There are two key pressures on a bacterium when it enters a new environment: how it will adapt to live alongside the cells already present, and how it will evolve to evade challenges to its survival, such as antibiotics. We will monitor the bacteria for adaptations and determine what benefits these evolutionary shifts confer to new generations.
It is reasonable to expect that the colonizers will evolve more quickly than the resident bacteria, because they must adjust to the new environment that the resident bacteria are already acclimatized to.
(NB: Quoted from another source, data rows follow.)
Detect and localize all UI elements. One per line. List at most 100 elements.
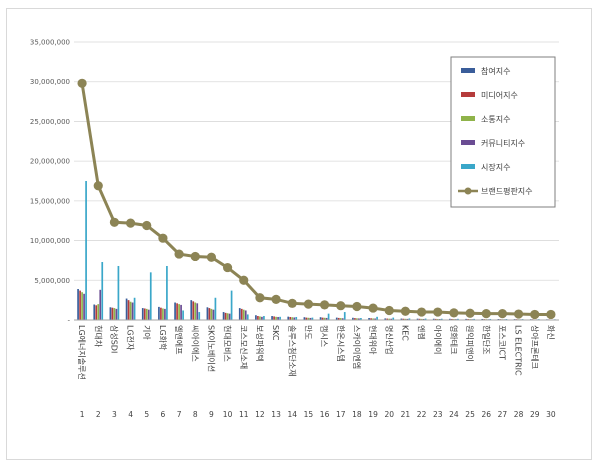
- bar-미디어지수: [160, 307, 162, 320]
- bar-참여지수: [206, 307, 209, 320]
- brand-index-point: [449, 308, 459, 318]
- bar-소통지수: [420, 318, 423, 320]
- bar-시장지수: [133, 297, 136, 320]
- bar-소통지수: [81, 292, 83, 320]
- bar-미디어지수: [418, 318, 421, 320]
- bars: [77, 181, 556, 320]
- brand-index-point: [287, 298, 297, 308]
- bar-참여지수: [432, 318, 435, 320]
- rank-label: 24: [449, 410, 459, 419]
- bar-커뮤니티지수: [277, 316, 279, 320]
- brand-index-point: [384, 305, 394, 316]
- brand-index-point: [433, 307, 443, 317]
- axes: - 5,000,000 10,000,000 15,000,000 20,000,000…: [30, 39, 559, 419]
- bar-미디어지수: [305, 317, 308, 320]
- bar-커뮤니티지수: [374, 318, 376, 320]
- x-category-label: 원익피앤이: [465, 325, 475, 362]
- brand-index-point: [497, 309, 508, 319]
- bar-시장지수: [198, 312, 201, 320]
- bar-참여지수: [255, 315, 257, 320]
- bar-커뮤니티지수: [131, 302, 134, 320]
- brand-index-point: [142, 220, 152, 231]
- legend-box: [450, 56, 556, 208]
- x-category-label: 엔켐: [417, 325, 427, 340]
- brand-index-point: [352, 301, 362, 312]
- bar-미디어지수: [240, 308, 243, 320]
- bar-미디어지수: [79, 290, 81, 320]
- bar-소통지수: [404, 318, 407, 320]
- bar-커뮤니티지수: [244, 310, 247, 320]
- bar-소통지수: [210, 308, 213, 320]
- bar-소통지수: [388, 318, 391, 320]
- legend-marker: [464, 187, 472, 195]
- bar-시장지수: [230, 290, 233, 320]
- bar-시장지수: [166, 265, 168, 320]
- bar-커뮤니티지수: [341, 318, 344, 320]
- rank-label: 13: [271, 410, 281, 419]
- brand-index-point: [465, 308, 475, 318]
- bar-시장지수: [149, 272, 152, 320]
- y-tick-label: -: [67, 317, 70, 325]
- brand-index-point: [319, 300, 330, 310]
- brand-index-point: [174, 249, 184, 259]
- x-category-label: 영화테크: [449, 325, 459, 354]
- rank-label: 10: [223, 410, 233, 419]
- y-tick-label: 10,000,000: [30, 237, 70, 245]
- x-category-label: 한온시스템: [336, 325, 346, 362]
- x-category-label: 명신산업: [384, 325, 394, 354]
- x-category-label: 엘앤에프: [174, 325, 184, 354]
- bar-시장지수: [473, 318, 475, 320]
- brand-index-point: [336, 301, 346, 311]
- y-tick-label: 35,000,000: [30, 39, 70, 47]
- bar-커뮤니티지수: [309, 317, 312, 320]
- bar-소통지수: [291, 317, 294, 320]
- bar-참여지수: [222, 312, 225, 320]
- bar-참여지수: [174, 302, 176, 320]
- bar-시장지수: [117, 265, 120, 320]
- bar-참여지수: [368, 318, 370, 320]
- bar-참여지수: [465, 318, 467, 320]
- x-category-label: LG전자: [126, 325, 136, 351]
- rank-label: 26: [481, 410, 491, 419]
- bar-참여지수: [400, 318, 403, 320]
- brand-index-point: [77, 78, 87, 88]
- bar-미디어지수: [192, 301, 195, 320]
- x-category-label: 한일단조: [481, 325, 491, 354]
- rank-label: 11: [239, 410, 249, 419]
- bar-소통지수: [339, 318, 342, 320]
- x-category-label: SKC: [271, 325, 280, 341]
- bar-소통지수: [323, 317, 326, 320]
- rank-label: 12: [255, 410, 265, 419]
- x-category-label: 코스모신소재: [239, 325, 248, 369]
- brand-index-point: [109, 217, 120, 227]
- rank-label: 23: [433, 410, 443, 419]
- x-category-label: 아이에이: [433, 325, 443, 354]
- bar-커뮤니티지수: [180, 304, 182, 320]
- legend-label: 미디어지수: [481, 90, 518, 100]
- rank-label: 5: [144, 410, 149, 419]
- bar-시장지수: [440, 318, 443, 320]
- legend-label: 참여지수: [481, 66, 510, 76]
- bar-소통지수: [129, 301, 132, 320]
- bar-커뮤니티지수: [147, 309, 150, 320]
- rank-label: 14: [287, 410, 297, 419]
- x-category-label: KEC: [400, 325, 409, 341]
- bar-미디어지수: [321, 317, 324, 320]
- rank-label: 1: [80, 410, 85, 419]
- bar-소통지수: [97, 304, 100, 320]
- bar-미디어지수: [451, 318, 453, 320]
- legend-label: 브랜드평판지수: [481, 186, 533, 196]
- x-category-label: 화신: [546, 325, 555, 340]
- x-category-label: 캠시스: [320, 325, 330, 347]
- y-tick-label: 25,000,000: [30, 118, 70, 126]
- y-tick-label: 5,000,000: [34, 277, 70, 285]
- bar-시장지수: [214, 297, 217, 320]
- x-category-label: 삼성SDI: [109, 325, 119, 353]
- rank-label: 28: [514, 410, 524, 419]
- brand-index-point: [400, 306, 411, 316]
- rank-label: 8: [193, 410, 198, 419]
- bar-커뮤니티지수: [422, 318, 425, 320]
- rank-label: 30: [546, 410, 556, 419]
- bar-커뮤니티지수: [228, 313, 231, 320]
- x-category-label: 스카이이엔엠: [352, 325, 362, 369]
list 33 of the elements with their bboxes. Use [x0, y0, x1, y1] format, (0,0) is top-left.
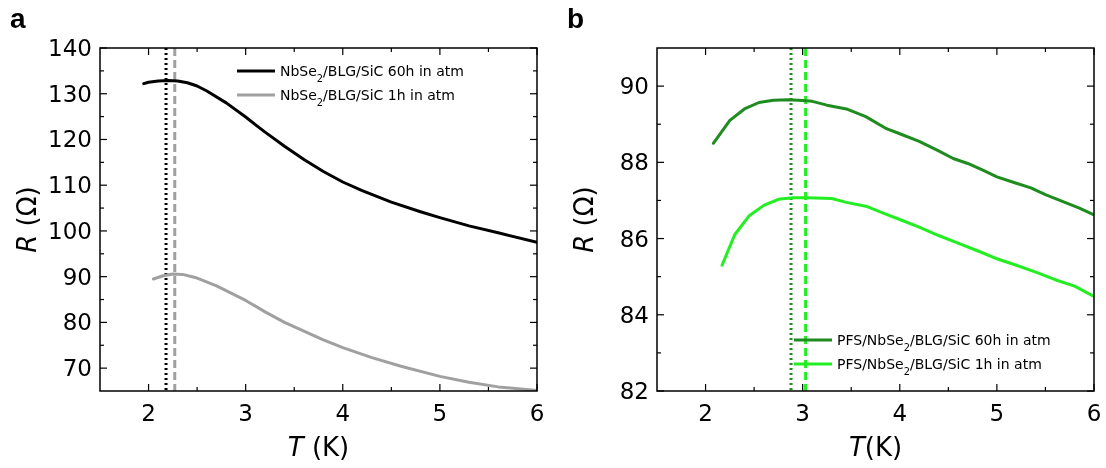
y-tick-label: 86	[619, 225, 649, 252]
x-axis-title: T(K)	[848, 432, 903, 462]
x-tick-label: 2	[698, 400, 713, 426]
x-tick-label: 3	[795, 400, 810, 426]
y-tick-label: 120	[48, 126, 92, 153]
y-tick-label: 110	[48, 172, 92, 199]
y-tick-label: 84	[619, 301, 649, 328]
x-axis-title: T (K)	[287, 432, 350, 462]
x-tick-label: 3	[238, 400, 253, 426]
x-tick-label: 6	[1086, 400, 1102, 426]
chart-title: a	[10, 3, 26, 34]
y-tick-label: 100	[48, 217, 92, 244]
x-tick-label: 5	[432, 400, 448, 426]
legend-label: NbSe$_{2}$/BLG/SiC 1h in atm	[280, 87, 455, 108]
y-tick-label: 82	[619, 378, 649, 404]
y-tick-label: 88	[619, 149, 649, 176]
y-tick-label: 70	[62, 355, 92, 382]
x-tick-label: 6	[529, 400, 545, 426]
y-axis-title: R (Ω)	[569, 186, 599, 253]
x-tick-label: 4	[892, 400, 908, 426]
y-tick-label: 90	[62, 263, 92, 290]
y-axis-title: R (Ω)	[12, 186, 42, 253]
chart-title: b	[567, 3, 585, 34]
legend-label: PFS/NbSe$_{2}$/BLG/SiC 60h in atm	[837, 332, 1051, 353]
x-tick-label: 4	[335, 400, 351, 426]
legend-label: PFS/NbSe$_{2}$/BLG/SiC 1h in atm	[837, 356, 1042, 377]
x-tick-label: 2	[141, 400, 156, 426]
legend-label: NbSe$_{2}$/BLG/SiC 60h in atm	[280, 63, 464, 84]
y-tick-label: 80	[62, 309, 92, 336]
y-tick-label: 140	[48, 35, 92, 61]
y-tick-label: 90	[619, 73, 649, 100]
y-tick-label: 130	[48, 80, 92, 107]
x-tick-label: 5	[989, 400, 1005, 426]
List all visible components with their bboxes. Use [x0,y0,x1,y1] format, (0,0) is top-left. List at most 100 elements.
We’ll explore the speed at which the colonizers accumulate adaptations, and whether this is constant over the mouse lifetime, or if adaptive responses slow as time goes on. We are particularly interested in horizontal gene transfer – that is, the potential sharing of genetic material between the resident strain and the colonizing strain. We’re also interested in identifying clones that can evolve more rapidly than others, and what knock-on effects they have on the resilience of the E. coli populations. These details will provide valuable insights into the mechanisms inherent in disease progression, and how microbes build resistance to drugs.
Why did you apply for a Global Grant for Gut Health?
I was already familiar with the excellent research funded by Yakult because I spoke at a conference they hosted in Brazil a few years ago. When we saw the funding call on social media, my team and I thought ‘Ah! This is just what we’ve been waiting for!’ It felt serendipitous. I worked very closely with my team on the application — biochemist Paulo Jorge Rêgo Durão, evolutionary biologist Ricardo Ramiro, and microbial geneticist Nelson Frazão. We drafted ideas, wrote together, and collaborated on the final edits with input from respected fellow researchers. I believe this played a large part in our success – we had a fully ormed concept and provided evidence of our prior work in the same field to demonstrate that, as a team, we are capable of achieving the goals we have set ourselves in this project.
It means a lot to us to have been awarded this grant, and we strongly believe our mouse model will be an invaluable asset to this emerging area of microbiome research.
And finally, how do you like to spend your free time?
I love to spend time with my family, particularly with my teenage daughter. My favourite sport is tennis – I really enjoy playing regularly and I also like to watch the international matches. This time of the year [June] is wonderful, with the big tennis tournaments across Europe, like the French Open and Wimbledon. It’s a welcome distraction from monitoring mice in a lab!